Peygamber Sevdalılarının yıl içinde gelenek haline getirdiği güzel etkinliklerden biri de “Hayat Namazla Güzeldir” etkinliği… Ben de küçük çocuğumu götürme vesilesiyle bu etkinliklerden birine katılma imkânı buldum.

Toplumda namaz kılmayanların oranının hızla arttığı, genç neslin namaz kılmayı unuttuğu, namazsız bir toplum olmaya doğru gittiğimiz bu korkutucu, hüzün verici, kahredici süreçte böyle etkinliklerin düzenlenmesi gerçekten çok anlamlı… Kurak yürekleri serinleten, gönle ümit aşılayan güzellikler…

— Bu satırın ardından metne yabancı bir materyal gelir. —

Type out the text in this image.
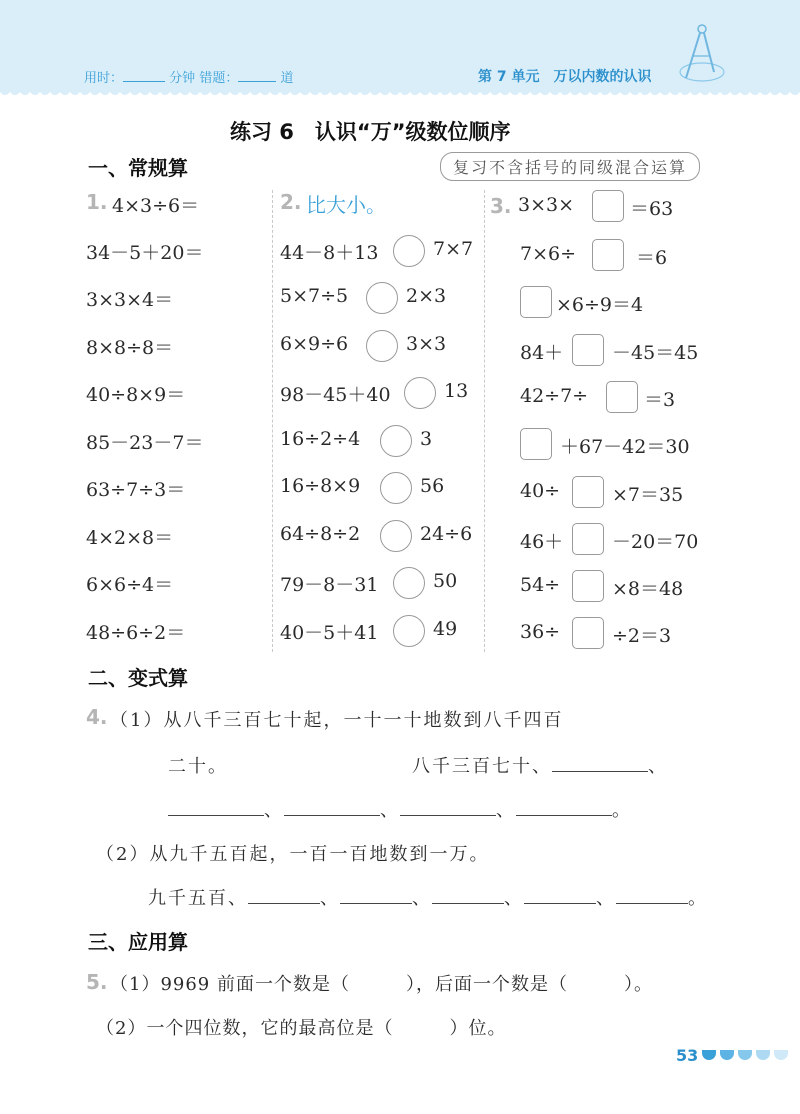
用时：	分钟 错题：	道	第 7 单元　万以内数的认识
练习 6　认识“万”级数位顺序
一、常规算	复习不含括号的同级混合运算
1. 4×3÷6＝
34－5＋20＝
3×3×4＝
8×8÷8＝
40÷8×9＝
85－23－7＝
63÷7÷3＝
4×2×8＝
6×6÷4＝
48÷6÷2＝
2. 比大小。
44－8＋13	7×7
5×7÷5	2×3
6×9÷6	3×3
98－45＋40	13
16÷2÷4	3
16÷8×9	56
64÷8÷2	24÷6
79－8－31	50
40－5＋41	49
3. 3×3×	＝63
7×6÷	＝6
×6÷9＝4
84＋	－45＝45
42÷7÷	＝3
＋67－42＝30
40÷	×7＝35
46＋	－20＝70
54÷	×8＝48
36÷	÷2＝3
二、变式算
4. （1）从八千三百七十起，一十一十地数到八千四百
二十。	八千三百七十、	、
、	、	、	。
（2）从九千五百起，一百一百地数到一万。
九千五百、	、	、	、	、	。
三、应用算
5. （1）9969 前面一个数是（	），后面一个数是（	）。
（2）一个四位数，它的最高位是（	）位。
53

O yavruların, çocukların, anne babalarının, velilerin, katılımcıların sevinci, coşkusu görülmeye değerdi. Huzur ve sevinç yüzlerine yansımıştı. Kurak bir çöldeki yeşil bir vahayı andırıyordu namaz etkinliği…

“Hayat namazla güzeldir” sloganı iş olsun diye, öylesine atılan bir slogan değil. Hayat gerçekten namazla güzel… Hakkı verilerek, huşu içinde kılınan bir namaz kişinin hayatını bir gülistana çeviriyor. Bu zamanda toplumun en çok ihtiyaç duyduğu şeyi; iç huzuru, kişinin kendinden hoşnutluğunu sağlıyor. Kişinin hayatına anlam katıyor. Kişi kendini değerli, önemli hissediyor.

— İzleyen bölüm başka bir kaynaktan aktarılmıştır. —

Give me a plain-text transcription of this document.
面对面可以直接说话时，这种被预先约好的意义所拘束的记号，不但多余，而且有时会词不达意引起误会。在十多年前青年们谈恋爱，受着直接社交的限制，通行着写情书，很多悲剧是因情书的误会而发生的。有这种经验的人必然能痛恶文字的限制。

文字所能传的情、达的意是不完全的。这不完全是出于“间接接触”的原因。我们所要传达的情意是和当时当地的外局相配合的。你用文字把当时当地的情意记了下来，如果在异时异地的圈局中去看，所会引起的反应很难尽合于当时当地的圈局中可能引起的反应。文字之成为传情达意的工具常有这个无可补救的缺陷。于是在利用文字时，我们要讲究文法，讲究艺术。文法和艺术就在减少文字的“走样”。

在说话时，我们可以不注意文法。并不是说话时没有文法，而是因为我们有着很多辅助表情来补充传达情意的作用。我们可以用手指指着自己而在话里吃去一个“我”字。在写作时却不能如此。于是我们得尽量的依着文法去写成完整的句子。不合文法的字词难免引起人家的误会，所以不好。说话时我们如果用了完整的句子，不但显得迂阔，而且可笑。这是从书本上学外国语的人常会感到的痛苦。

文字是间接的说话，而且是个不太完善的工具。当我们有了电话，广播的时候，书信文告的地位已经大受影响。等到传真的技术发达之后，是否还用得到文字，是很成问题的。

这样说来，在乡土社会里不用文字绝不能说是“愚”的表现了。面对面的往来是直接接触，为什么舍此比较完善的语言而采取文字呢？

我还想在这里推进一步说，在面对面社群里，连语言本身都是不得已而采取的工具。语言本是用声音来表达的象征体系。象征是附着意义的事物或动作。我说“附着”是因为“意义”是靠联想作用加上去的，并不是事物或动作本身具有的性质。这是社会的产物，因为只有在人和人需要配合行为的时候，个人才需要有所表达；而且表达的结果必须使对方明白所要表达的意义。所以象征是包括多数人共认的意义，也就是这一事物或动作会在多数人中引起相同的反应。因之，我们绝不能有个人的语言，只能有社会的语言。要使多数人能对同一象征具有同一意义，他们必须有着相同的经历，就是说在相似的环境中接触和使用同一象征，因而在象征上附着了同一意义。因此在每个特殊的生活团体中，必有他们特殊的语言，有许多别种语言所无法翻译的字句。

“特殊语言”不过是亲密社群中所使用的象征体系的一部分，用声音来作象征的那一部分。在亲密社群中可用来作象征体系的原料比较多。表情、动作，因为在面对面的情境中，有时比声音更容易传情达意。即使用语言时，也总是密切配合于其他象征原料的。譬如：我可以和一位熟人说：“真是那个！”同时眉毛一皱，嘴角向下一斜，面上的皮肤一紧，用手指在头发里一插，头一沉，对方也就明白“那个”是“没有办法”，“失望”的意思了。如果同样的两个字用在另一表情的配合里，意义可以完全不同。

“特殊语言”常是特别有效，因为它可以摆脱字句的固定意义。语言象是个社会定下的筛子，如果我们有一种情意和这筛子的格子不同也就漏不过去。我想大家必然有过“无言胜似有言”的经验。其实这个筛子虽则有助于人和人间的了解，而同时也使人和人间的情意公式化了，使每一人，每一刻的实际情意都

Hakkıyla kılınan bir namaz her tür kötülükten, çirkinlikten, depresyondan, karamsarlıktan, huzursuzluktan, kinden, nefretten, hasetten, yalandan, hırstan, gıybetten, tatminsizlikten, kalbi hastalıklardan koruyor, muhafaza ediyor.

Bundan daha doğal bir şey de yok; çünkü namaz kişinin biricik yaratıcısıyla buluşması, Allah ile hasbihal etmesi, O’nunla dertleşmesi, gönül bağını güçlendirmesidir. Kişinin kendisini yoktan var eden, varlığını O’na borçlu olduğu, kendi varlığının sanatçısı, kendisine tekrar dönülecek Allah ile bağlarını güçlendirmesinden, O’na sığınmasından daha rahatlatıcı, güven verici, huzur bahşedici ne olabilir?

Ne acı bir durumdur ki çok kötü günlerde, çok kötü zamanlarda yaşıyoruz. Gün aynı gün, zaman aynı zaman, gece aynı gece, gündüz aynı gündüz; ama insanlar bozulmuş, toplumlar, kitleler bozulmuş. Biz Müslüman olduğumuz halde derin bir karanlığın, korkunç bir girdabın kucağında kaybolmak üzereyiz. Huzursuzluk, mutsuzluk, karamsarlık, kötü duygular ruhumuzu bir karabasan gibi sarmış. Her tür kötülük, kalbi hastalık, gıybet, yalan, dolan, hırs, haset, dedikodu, tatminsizlik, kin, nefret, yalnızlık, aldatma, tahammülsüzlük adeta esir almış bizi. Hayatın tadı tuzu kalmamış. Hiçbir şey bize zevk vermiyor, rahatlatmıyor, tatmin etmiyor. Derin bir boşluğun içinde hep bir şeylerin arayışı içindeyiz.

Bunun en büyük nedeni Allah ile gönül bağımızın kopması, yaratıcımızla irtibatımızın zayıflamasıdır. Allah ile aramızdaki en güçlü bağ, en sağlam ilişki, en yıkılmaz köprü ise hakkını vererek, anlayıp idrak ederek, huşu içinde kılacağımız namazdır.

Hastalığımız namazsız bir toplum olmamızdandır. Namazı hakkını vererek kılmayışımızdandır. Hastalığımızın reçetesi, çözümü namazdır. Gerçek anlamda kılınan bir namaz hayatı hayal edemeyeceğimiz oranda güzelleştirecek, anlamlaştıracaktır.

Hayatından memnun olmayanlar, dert ve şikâyet yüklü sine sahipleri; hayatınızı namazla güzelleştirin. Hayat namazla güzeldir!